Tem como desvantagens: gerar alguma descoordenação no exercício da função administrativa; abrir a

porta ao mau uso dos poderes discricionários da Administração por parte de pessoas nem sempre bem

preparadas.

É por isso que hoje em dia, na generalidade dos países do mesmo tipo de civilização e cultura que o

nosso, o debate não é entre centralização e descentralização, mas sim, no quadro de um sistema

juridicamente descentralizado, entre um sistema mais ou menos descentralizado do ponto de vista

político-administrativo e do ponto de vista financeiro.

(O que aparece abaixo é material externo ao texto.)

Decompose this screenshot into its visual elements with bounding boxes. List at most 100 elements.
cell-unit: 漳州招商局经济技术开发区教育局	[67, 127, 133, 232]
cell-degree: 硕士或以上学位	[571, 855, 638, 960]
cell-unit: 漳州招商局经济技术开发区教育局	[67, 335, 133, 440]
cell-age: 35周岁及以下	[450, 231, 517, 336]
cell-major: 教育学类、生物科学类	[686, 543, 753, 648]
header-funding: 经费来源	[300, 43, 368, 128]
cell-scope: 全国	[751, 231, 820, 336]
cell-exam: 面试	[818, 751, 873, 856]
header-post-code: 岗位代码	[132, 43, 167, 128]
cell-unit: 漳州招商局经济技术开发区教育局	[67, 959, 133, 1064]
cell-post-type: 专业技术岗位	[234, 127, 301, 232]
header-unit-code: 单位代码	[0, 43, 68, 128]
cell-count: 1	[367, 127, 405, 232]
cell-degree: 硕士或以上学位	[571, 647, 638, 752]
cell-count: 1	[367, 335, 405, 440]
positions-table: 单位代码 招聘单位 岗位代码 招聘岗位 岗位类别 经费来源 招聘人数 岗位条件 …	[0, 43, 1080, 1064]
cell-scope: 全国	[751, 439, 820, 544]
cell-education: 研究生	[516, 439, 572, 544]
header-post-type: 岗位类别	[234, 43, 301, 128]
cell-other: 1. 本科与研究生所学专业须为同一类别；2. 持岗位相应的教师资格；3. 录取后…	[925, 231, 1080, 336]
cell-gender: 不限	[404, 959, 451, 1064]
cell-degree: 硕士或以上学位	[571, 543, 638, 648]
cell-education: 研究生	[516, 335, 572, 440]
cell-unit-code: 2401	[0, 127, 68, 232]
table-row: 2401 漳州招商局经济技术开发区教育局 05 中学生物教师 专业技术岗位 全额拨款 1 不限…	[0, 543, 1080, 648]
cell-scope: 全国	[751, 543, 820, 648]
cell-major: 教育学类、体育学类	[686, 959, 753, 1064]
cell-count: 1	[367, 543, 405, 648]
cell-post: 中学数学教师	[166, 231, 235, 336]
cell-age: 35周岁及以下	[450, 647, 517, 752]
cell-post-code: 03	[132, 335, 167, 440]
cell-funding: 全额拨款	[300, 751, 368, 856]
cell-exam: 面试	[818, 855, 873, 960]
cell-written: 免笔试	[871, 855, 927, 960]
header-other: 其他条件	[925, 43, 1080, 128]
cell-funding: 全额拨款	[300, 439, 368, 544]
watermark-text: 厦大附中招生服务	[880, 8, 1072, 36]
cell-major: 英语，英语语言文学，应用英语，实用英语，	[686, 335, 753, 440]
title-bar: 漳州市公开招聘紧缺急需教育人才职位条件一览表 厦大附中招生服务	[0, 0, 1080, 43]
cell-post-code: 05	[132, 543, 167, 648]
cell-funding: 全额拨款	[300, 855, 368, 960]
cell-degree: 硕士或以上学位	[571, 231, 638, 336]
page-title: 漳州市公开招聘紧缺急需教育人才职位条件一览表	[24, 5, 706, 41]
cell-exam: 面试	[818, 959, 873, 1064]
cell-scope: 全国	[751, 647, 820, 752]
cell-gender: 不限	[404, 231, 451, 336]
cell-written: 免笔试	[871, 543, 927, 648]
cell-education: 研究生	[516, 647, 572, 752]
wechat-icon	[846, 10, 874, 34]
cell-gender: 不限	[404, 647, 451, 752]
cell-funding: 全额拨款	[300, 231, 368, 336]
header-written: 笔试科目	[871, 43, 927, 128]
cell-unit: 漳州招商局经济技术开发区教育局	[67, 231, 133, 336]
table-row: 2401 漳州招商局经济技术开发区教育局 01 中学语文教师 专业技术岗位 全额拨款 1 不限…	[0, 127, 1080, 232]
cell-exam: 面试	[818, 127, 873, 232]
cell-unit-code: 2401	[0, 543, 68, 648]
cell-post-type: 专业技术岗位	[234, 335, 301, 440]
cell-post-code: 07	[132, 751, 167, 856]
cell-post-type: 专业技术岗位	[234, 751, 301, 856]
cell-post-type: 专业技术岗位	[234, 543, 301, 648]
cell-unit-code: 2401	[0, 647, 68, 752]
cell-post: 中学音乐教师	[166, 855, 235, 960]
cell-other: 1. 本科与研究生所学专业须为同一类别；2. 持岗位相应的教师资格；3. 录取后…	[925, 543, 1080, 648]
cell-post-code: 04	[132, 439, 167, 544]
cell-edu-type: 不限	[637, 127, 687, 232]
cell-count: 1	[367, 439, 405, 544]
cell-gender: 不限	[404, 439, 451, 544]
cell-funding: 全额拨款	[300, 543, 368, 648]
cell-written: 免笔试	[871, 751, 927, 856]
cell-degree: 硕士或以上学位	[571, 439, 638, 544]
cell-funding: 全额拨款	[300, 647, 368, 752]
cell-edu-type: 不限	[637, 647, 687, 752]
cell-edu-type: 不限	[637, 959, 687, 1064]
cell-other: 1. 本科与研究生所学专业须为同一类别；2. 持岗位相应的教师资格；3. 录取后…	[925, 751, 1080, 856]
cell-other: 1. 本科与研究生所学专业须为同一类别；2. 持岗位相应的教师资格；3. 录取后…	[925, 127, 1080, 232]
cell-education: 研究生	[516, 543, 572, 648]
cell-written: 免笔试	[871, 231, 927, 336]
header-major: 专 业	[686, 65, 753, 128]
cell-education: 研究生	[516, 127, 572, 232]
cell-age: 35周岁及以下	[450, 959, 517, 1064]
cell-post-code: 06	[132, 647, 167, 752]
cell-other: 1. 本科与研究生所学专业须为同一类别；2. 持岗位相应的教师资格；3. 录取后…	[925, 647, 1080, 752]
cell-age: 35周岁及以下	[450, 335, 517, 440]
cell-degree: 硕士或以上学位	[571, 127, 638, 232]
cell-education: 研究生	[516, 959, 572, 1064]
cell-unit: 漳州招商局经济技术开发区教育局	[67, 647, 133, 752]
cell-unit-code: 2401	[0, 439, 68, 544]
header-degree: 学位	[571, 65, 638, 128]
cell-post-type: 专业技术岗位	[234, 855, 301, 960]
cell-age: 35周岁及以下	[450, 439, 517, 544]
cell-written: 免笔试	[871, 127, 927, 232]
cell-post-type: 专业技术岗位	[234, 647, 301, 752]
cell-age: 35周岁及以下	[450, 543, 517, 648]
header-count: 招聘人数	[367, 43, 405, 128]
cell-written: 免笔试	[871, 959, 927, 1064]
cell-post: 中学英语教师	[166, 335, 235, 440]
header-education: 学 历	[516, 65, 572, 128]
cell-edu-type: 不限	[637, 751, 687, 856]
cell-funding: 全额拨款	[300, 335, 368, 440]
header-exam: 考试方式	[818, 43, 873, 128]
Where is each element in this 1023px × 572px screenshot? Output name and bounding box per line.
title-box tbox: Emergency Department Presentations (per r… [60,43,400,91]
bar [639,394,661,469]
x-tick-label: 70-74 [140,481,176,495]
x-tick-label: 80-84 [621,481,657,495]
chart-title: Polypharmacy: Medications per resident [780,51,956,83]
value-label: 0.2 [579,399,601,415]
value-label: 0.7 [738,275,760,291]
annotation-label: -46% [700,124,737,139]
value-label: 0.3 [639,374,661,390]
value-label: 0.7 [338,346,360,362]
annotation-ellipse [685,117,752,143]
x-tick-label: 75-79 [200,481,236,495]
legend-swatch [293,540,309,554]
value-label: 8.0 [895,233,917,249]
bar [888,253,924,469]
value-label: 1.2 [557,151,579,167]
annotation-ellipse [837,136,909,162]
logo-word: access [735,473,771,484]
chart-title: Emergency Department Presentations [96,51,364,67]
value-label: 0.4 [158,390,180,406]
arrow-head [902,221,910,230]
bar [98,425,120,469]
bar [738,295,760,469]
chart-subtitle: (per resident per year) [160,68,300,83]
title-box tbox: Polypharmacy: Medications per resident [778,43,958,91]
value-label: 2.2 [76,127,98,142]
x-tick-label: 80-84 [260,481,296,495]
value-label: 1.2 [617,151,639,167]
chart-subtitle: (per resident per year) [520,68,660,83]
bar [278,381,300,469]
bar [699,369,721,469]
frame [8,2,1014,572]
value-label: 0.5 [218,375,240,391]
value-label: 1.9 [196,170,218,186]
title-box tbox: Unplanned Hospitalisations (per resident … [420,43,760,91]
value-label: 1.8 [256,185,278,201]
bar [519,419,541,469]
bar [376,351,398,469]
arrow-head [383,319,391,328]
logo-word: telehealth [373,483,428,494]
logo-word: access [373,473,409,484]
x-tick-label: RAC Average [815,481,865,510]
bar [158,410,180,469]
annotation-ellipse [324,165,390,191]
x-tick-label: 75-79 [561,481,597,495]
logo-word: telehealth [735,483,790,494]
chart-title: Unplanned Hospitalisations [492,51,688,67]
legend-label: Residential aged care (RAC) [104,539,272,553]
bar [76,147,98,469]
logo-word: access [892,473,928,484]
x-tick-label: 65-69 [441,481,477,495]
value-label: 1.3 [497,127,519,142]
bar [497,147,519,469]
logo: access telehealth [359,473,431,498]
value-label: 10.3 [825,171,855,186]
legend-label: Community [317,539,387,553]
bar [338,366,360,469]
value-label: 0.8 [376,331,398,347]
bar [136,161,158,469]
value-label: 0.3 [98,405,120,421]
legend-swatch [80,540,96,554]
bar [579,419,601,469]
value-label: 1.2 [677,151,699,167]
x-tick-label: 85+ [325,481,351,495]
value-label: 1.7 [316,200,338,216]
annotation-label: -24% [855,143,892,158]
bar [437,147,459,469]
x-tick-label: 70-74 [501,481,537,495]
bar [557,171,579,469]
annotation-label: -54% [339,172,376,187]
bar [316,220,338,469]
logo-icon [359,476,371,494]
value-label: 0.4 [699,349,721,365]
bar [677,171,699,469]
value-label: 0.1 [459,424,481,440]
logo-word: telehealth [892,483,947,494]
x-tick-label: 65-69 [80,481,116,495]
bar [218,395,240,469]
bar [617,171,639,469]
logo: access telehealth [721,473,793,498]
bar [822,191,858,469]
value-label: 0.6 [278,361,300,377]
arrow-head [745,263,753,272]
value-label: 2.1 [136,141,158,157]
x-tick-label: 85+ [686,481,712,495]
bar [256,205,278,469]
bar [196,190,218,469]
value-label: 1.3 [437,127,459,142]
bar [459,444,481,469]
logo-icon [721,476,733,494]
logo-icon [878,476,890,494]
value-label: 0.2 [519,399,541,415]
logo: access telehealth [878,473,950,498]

Em Portugal, o art. 6º/1 CRP estabelece que “o Estado é unitário e respeita na sua organização os

princípios da subsidiariedade, da autonomia das autarquias locais e da descentralização democrática da

administração pública”. No mesmo sentido vai o art. 267º/2 CRP. Constitucionalmente, o sistema

administrativo português tem de ser descentralizado: toda a questão está em saber qual o grau, maior ou

menor, da descentralização que se pode ou deve adotar.

3. Espécies de descentralização

Temos de distinguir as formas e os graus de descentralização.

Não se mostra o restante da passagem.